A review of the most suitable in vitro models for candidate microbicides was presented. Despite the primary focus of showing antiviral activity on pathogens and safety profile, there was the recognition that these models needed to include elements reflecting aspects of sexual transmission such as dendritic cells , epithelial cells , seminal and vaginal fluid factors. Other issues to improve model fitness account included documentation of antiviral activity against cell-free and  cell associated HIV and monitoring for emergence of possible resistance.

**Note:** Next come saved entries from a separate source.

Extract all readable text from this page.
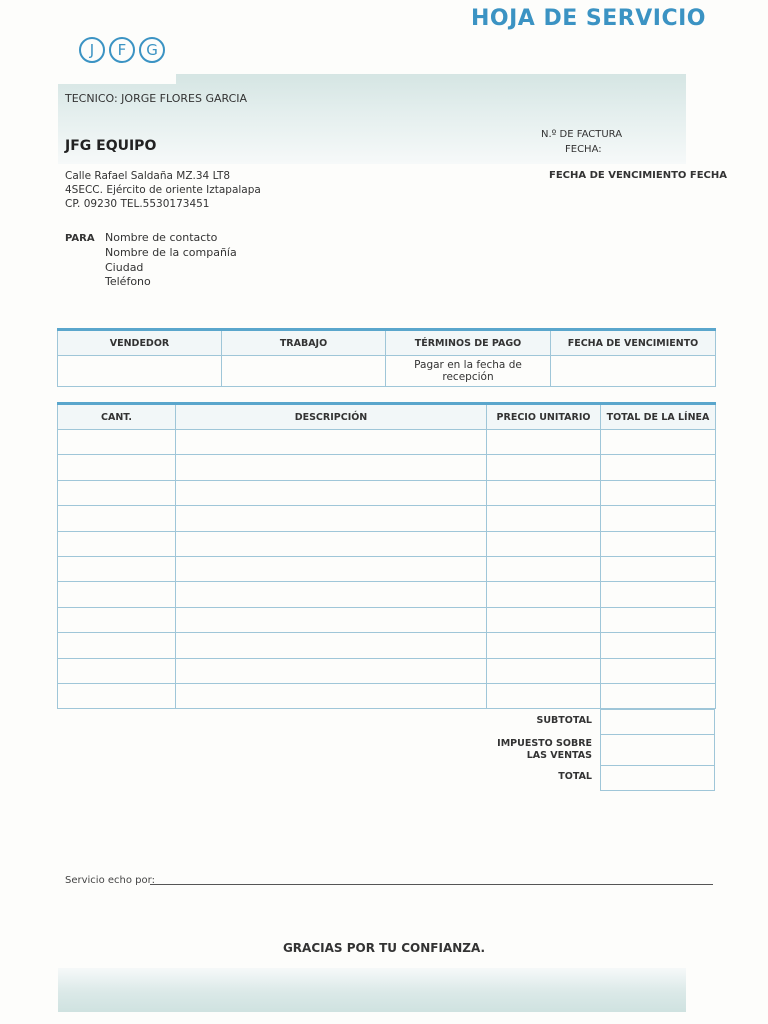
HOJA DE SERVICIO
J F G
TECNICO: JORGE FLORES GARCIA
JFG EQUIPO
Calle Rafael Saldaña MZ.34 LT8
4SECC. Ejército de oriente Iztapalapa
CP. 09230 TEL.5530173451
N.º DE FACTURA
FECHA:
FECHA DE VENCIMIENTO FECHA
PARA Nombre de contacto
Nombre de la compañía
Ciudad
Teléfono
VENDEDOR	TRABAJO	TÉRMINOS DE PAGO	FECHA DE VENCIMIENTO
		Pagar en la fecha de recepción	
CANT.	DESCRIPCIÓN	PRECIO UNITARIO	TOTAL DE LA LÍNEA

SUBTOTAL
IMPUESTO SOBRE
LAS VENTAS
TOTAL

Servicio echo por:
GRACIAS POR TU CONFIANZA.
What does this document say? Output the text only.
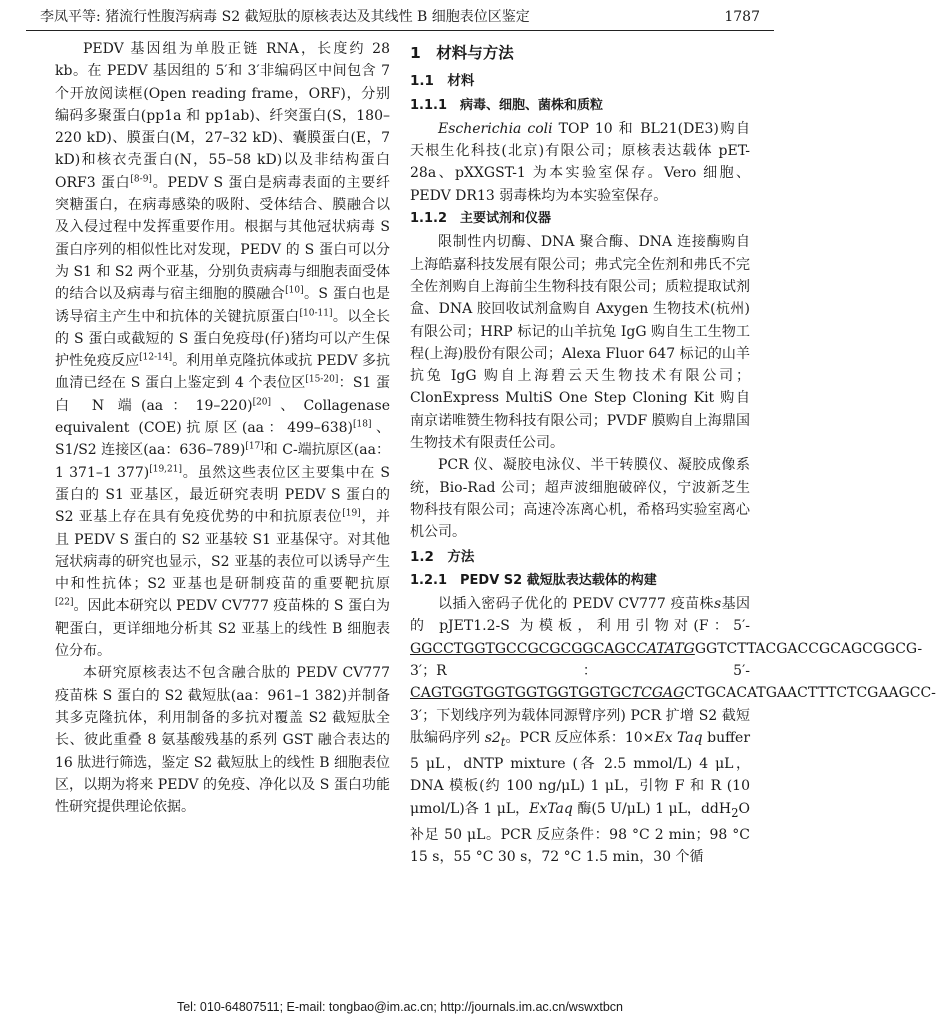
李凤平等: 猪流行性腹泻病毒 S2 截短肽的原核表达及其线性 B 细胞表位区鉴定	1787

PEDV 基因组为单股正链 RNA，长度约 28 kb。在 PEDV 基因组的 5′和 3′非编码区中间包含 7 个开放阅读框(Open reading frame，ORF)，分别编码多聚蛋白(pp1a 和 pp1ab)、纤突蛋白(S，180–220 kD)、膜蛋白(M，27–32 kD)、囊膜蛋白(E，7 kD)和核衣壳蛋白(N，55–58 kD)以及非结构蛋白 ORF3 蛋白[8-9]。PEDV S 蛋白是病毒表面的主要纤突糖蛋白，在病毒感染的吸附、受体结合、膜融合以及入侵过程中发挥重要作用。根据与其他冠状病毒 S 蛋白序列的相似性比对发现，PEDV 的 S 蛋白可以分为 S1 和 S2 两个亚基，分别负责病毒与细胞表面受体的结合以及病毒与宿主细胞的膜融合[10]。S 蛋白也是诱导宿主产生中和抗体的关键抗原蛋白[10-11]。以全长的 S 蛋白或截短的 S 蛋白免疫母(仔)猪均可以产生保护性免疫反应[12-14]。利用单克隆抗体或抗 PEDV 多抗血清已经在 S 蛋白上鉴定到 4 个表位区[15-20]：S1 蛋白 N 端(aa：19–220)[20]、Collagenase equivalent (COE)抗原区(aa：499–638)[18]、S1/S2 连接区(aa：636–789)[17]和 C-端抗原区(aa：1 371–1 377)[19,21]。虽然这些表位区主要集中在 S 蛋白的 S1 亚基区，最近研究表明 PEDV S 蛋白的 S2 亚基上存在具有免疫优势的中和抗原表位[19]，并且 PEDV S 蛋白的 S2 亚基较 S1 亚基保守。对其他冠状病毒的研究也显示，S2 亚基的表位可以诱导产生中和性抗体；S2 亚基也是研制疫苗的重要靶抗原[22]。因此本研究以 PEDV CV777 疫苗株的 S 蛋白为靶蛋白，更详细地分析其 S2 亚基上的线性 B 细胞表位分布。

本研究原核表达不包含融合肽的 PEDV CV777 疫苗株 S 蛋白的 S2 截短肽(aa：961–1 382)并制备其多克隆抗体，利用制备的多抗对覆盖 S2 截短肽全长、彼此重叠 8 氨基酸残基的系列 GST 融合表达的 16 肽进行筛选，鉴定 S2 截短肽上的线性 B 细胞表位区，以期为将来 PEDV 的免疫、净化以及 S 蛋白功能性研究提供理论依据。

1　材料与方法
1.1　材料
1.1.1　病毒、细胞、菌株和质粒

Escherichia coli TOP 10 和 BL21(DE3)购自天根生化科技(北京)有限公司；原核表达载体 pET-28a、pXXGST-1 为本实验室保存。Vero 细胞、PEDV DR13 弱毒株均为本实验室保存。

1.1.2　主要试剂和仪器

限制性内切酶、DNA 聚合酶、DNA 连接酶购自上海皓嘉科技发展有限公司；弗式完全佐剂和弗氏不完全佐剂购自上海前尘生物科技有限公司；质粒提取试剂盒、DNA 胶回收试剂盒购自 Axygen 生物技术(杭州)有限公司；HRP 标记的山羊抗兔 IgG 购自生工生物工程(上海)股份有限公司；Alexa Fluor 647 标记的山羊抗兔 IgG 购自上海碧云天生物技术有限公司；ClonExpress MultiS One Step Cloning Kit 购自南京诺唯赞生物科技有限公司；PVDF 膜购自上海鼎国生物技术有限责任公司。

PCR 仪、凝胶电泳仪、半干转膜仪、凝胶成像系统，Bio-Rad 公司；超声波细胞破碎仪，宁波新芝生物科技有限公司；高速冷冻离心机，希格玛实验室离心机公司。

1.2　方法
1.2.1　PEDV S2 截短肽表达载体的构建

以插入密码子优化的 PEDV CV777 疫苗株s基因的 pJET1.2-S 为模板，利用引物对(F：5′-GGCCTGGTGCCGCGCGGCAGCCATATGGGTCTTACGACCGCAGCGGCG-3′；R：5′-CAGTGGTGGTGGTGGTGGTGCTCGAGCTGCACATGAACTTTCTCGAAGCC-3′；下划线序列为载体同源臂序列) PCR 扩增 S2 截短肽编码序列 $s2_t$。PCR 反应体系：10×Ex Taq buffer 5 μL，dNTP mixture (各 2.5 mmol/L) 4 μL，DNA 模板(约 100 ng/μL) 1 μL，引物 F 和 R (10 μmol/L)各 1 μL，ExTaq 酶(5 U/μL) 1 μL，ddH$_2$O 补足 50 μL。PCR 反应条件：98 °C 2 min；98 °C 15 s，55 °C 30 s，72 °C 1.5 min，30 个循

Tel: 010-64807511; E-mail: tongbao@im.ac.cn; http://journals.im.ac.cn/wswxtbcn
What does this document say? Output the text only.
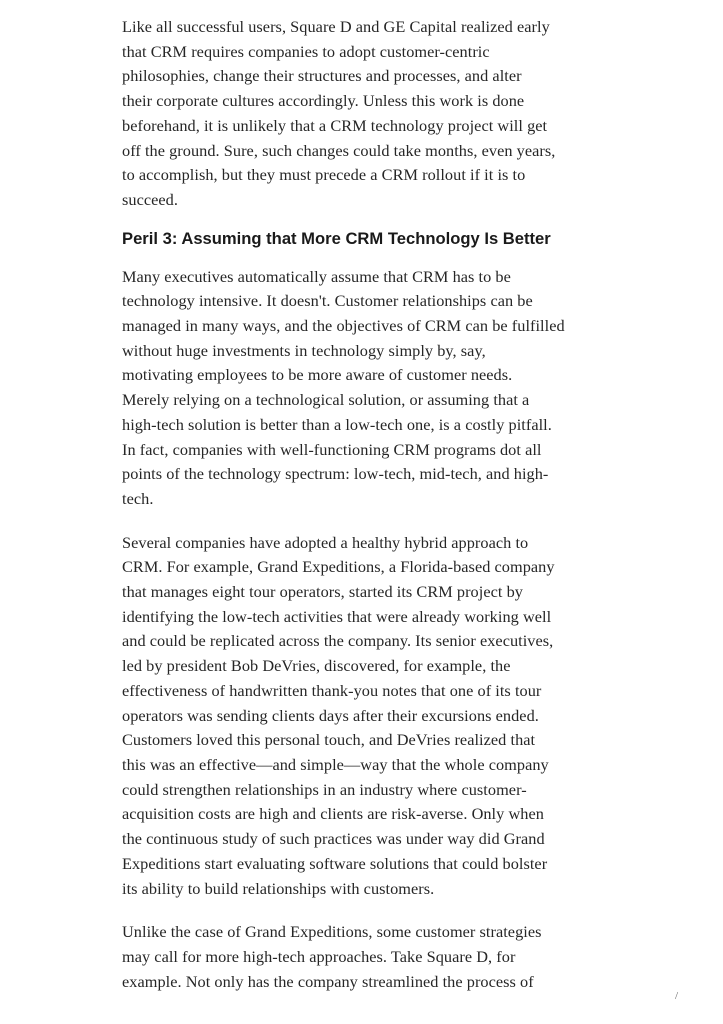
Like all successful users, Square D and GE Capital realized early
that CRM requires companies to adopt customer-centric
philosophies, change their structures and processes, and alter
their corporate cultures accordingly. Unless this work is done
beforehand, it is unlikely that a CRM technology project will get
off the ground. Sure, such changes could take months, even years,
to accomplish, but they must precede a CRM rollout if it is to
succeed.

Peril 3: Assuming that More CRM Technology Is Better

Many executives automatically assume that CRM has to be
technology intensive. It doesn't. Customer relationships can be
managed in many ways, and the objectives of CRM can be fulfilled
without huge investments in technology simply by, say,
motivating employees to be more aware of customer needs.
Merely relying on a technological solution, or assuming that a
high-tech solution is better than a low-tech one, is a costly pitfall.
In fact, companies with well-functioning CRM programs dot all
points of the technology spectrum: low-tech, mid-tech, and high-
tech.

Several companies have adopted a healthy hybrid approach to
CRM. For example, Grand Expeditions, a Florida-based company
that manages eight tour operators, started its CRM project by
identifying the low-tech activities that were already working well
and could be replicated across the company. Its senior executives,
led by president Bob DeVries, discovered, for example, the
effectiveness of handwritten thank-you notes that one of its tour
operators was sending clients days after their excursions ended.
Customers loved this personal touch, and DeVries realized that
this was an effective—and simple—way that the whole company
could strengthen relationships in an industry where customer-
acquisition costs are high and clients are risk-averse. Only when
the continuous study of such practices was under way did Grand
Expeditions start evaluating software solutions that could bolster
its ability to build relationships with customers.

Unlike the case of Grand Expeditions, some customer strategies
may call for more high-tech approaches. Take Square D, for
example. Not only has the company streamlined the process of

/
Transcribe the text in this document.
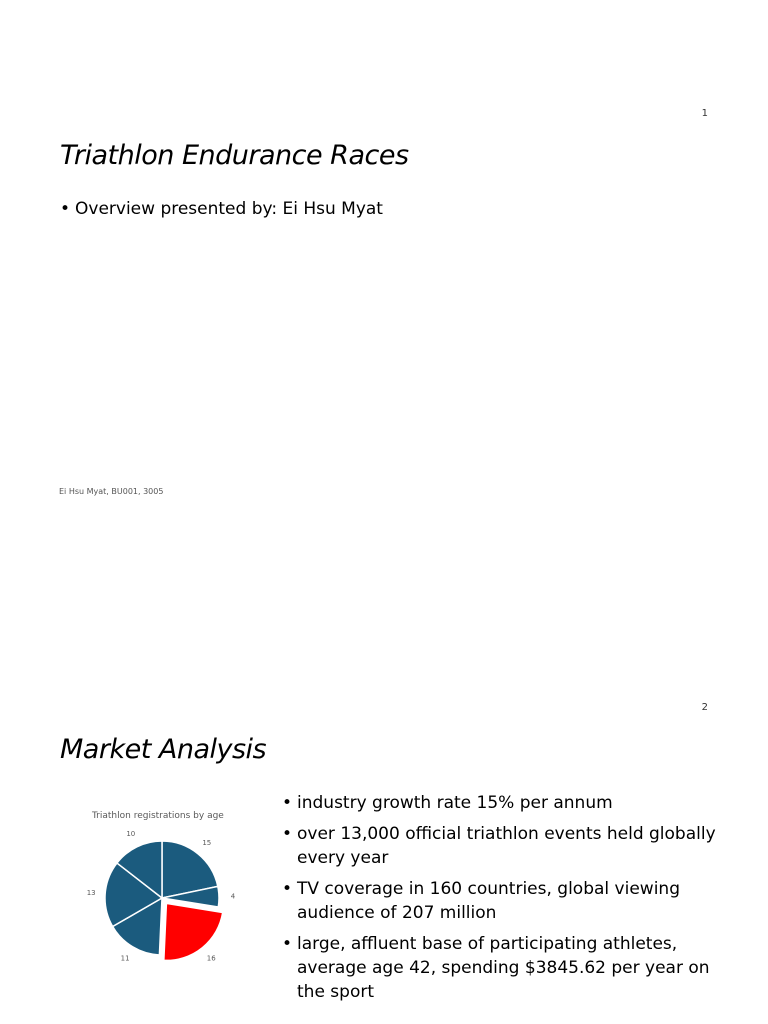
1
Triathlon Endurance Races
• Overview presented by: Ei Hsu Myat
Ei Hsu Myat, BU001, 3005
2
Market Analysis
Triathlon registrations by age
15
4
16
11
13
10
• industry growth rate 15% per annum
• over 13,000 official triathlon events held globally every year
• TV coverage in 160 countries, global viewing audience of 207 million
• large, affluent base of participating athletes, average age 42, spending $3845.62 per year on the sport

There are currently 3 (NRTI) microbicides (Tenofovir, Dapavirine and UC-781) undergoing clinical development.  Most of them have evaluated safety in men and women. One efficacy trial with Tenofovir in gel formulation is underway and will be completed in 201-0. Two large efficacy trials with tenofovir along or in combination with other antivirals (VOICE and IPM-009)  are planned  to start  within the next 2 years.  There are 5 ongoing and 2 planned PrEP trials. Of particular interest are the “partners PrEP trial” in Uganda and Kenya enrolling discordant couples and the VOICE trial planning to compare efficacy of vaginal versus oral formulations of PreP. Mathematical modeling of the impact of PrEP on the emergence of drug resistance indicated that improper use of PrEP may increase the population prevalence of drug resistance. However, even with low levels of resistance, the effectiveness of PREP may still be preserved. Lastly, it was recommended that any PrEP rollout be coupled with VCT.